Some people have predicted that professional sports as we know them have at most a decade left to exist. It turns out that they may have been too optimistic.
The reason behind this prediction is that the use of performance enhancing drugs will become more and more widespread. Already new designer drugs are appearing faster than they can devise tests for them. And within a decade genetic engineering will produce dramatic athletic improvements while being essentially impossible to detect.

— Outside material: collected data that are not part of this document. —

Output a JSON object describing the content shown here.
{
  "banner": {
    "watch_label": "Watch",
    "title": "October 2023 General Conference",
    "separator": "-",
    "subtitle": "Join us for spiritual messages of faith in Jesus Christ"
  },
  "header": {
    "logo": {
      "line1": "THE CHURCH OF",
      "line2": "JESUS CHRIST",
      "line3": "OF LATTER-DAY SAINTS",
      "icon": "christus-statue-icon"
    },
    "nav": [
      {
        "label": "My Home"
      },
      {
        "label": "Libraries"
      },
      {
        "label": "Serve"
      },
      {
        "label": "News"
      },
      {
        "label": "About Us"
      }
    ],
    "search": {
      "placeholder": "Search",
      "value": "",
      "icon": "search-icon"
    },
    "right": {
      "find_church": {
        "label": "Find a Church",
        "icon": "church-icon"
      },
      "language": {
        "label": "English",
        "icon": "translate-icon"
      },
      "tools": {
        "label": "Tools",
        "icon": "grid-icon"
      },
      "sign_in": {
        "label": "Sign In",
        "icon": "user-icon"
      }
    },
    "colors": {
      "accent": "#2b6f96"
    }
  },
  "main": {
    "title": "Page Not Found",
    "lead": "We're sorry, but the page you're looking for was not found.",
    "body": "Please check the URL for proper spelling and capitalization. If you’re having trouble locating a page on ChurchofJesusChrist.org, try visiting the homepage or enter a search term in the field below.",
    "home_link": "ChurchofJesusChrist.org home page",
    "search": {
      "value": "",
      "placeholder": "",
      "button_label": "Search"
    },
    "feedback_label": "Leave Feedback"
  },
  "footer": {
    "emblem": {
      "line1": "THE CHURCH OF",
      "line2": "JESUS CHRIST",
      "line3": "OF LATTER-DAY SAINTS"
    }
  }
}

If you look at the news today from the Tour de France, I currently count three teams that have pulled out due to illegal drug use, and the current leader, Michael Rasmussen was just disqualified. The race is becoming a contest of who has the best chemist, with the chances of winning without the aid of performance enhancing drugs growing dimmer each year. The Tour de France, as we knew it, is just about over.
And in baseball, Barry Bonds is about to break the all time home run record with what clearly seems to be the aid of performance enhancing drugs, rendering that record almost meaningless. Before long it will become routine for someone to hit over 100 home runs in a year.
Try to imagine football with 300 pound quarterbacks and linemen routine exceeding 500 pounds. Where is this all going?
Perhaps the basic contradiction at the heart of professional (something done for money) sport (something done solely for fun) will reach a point where it cannot be overcome or hidden behind a fantasy any longer.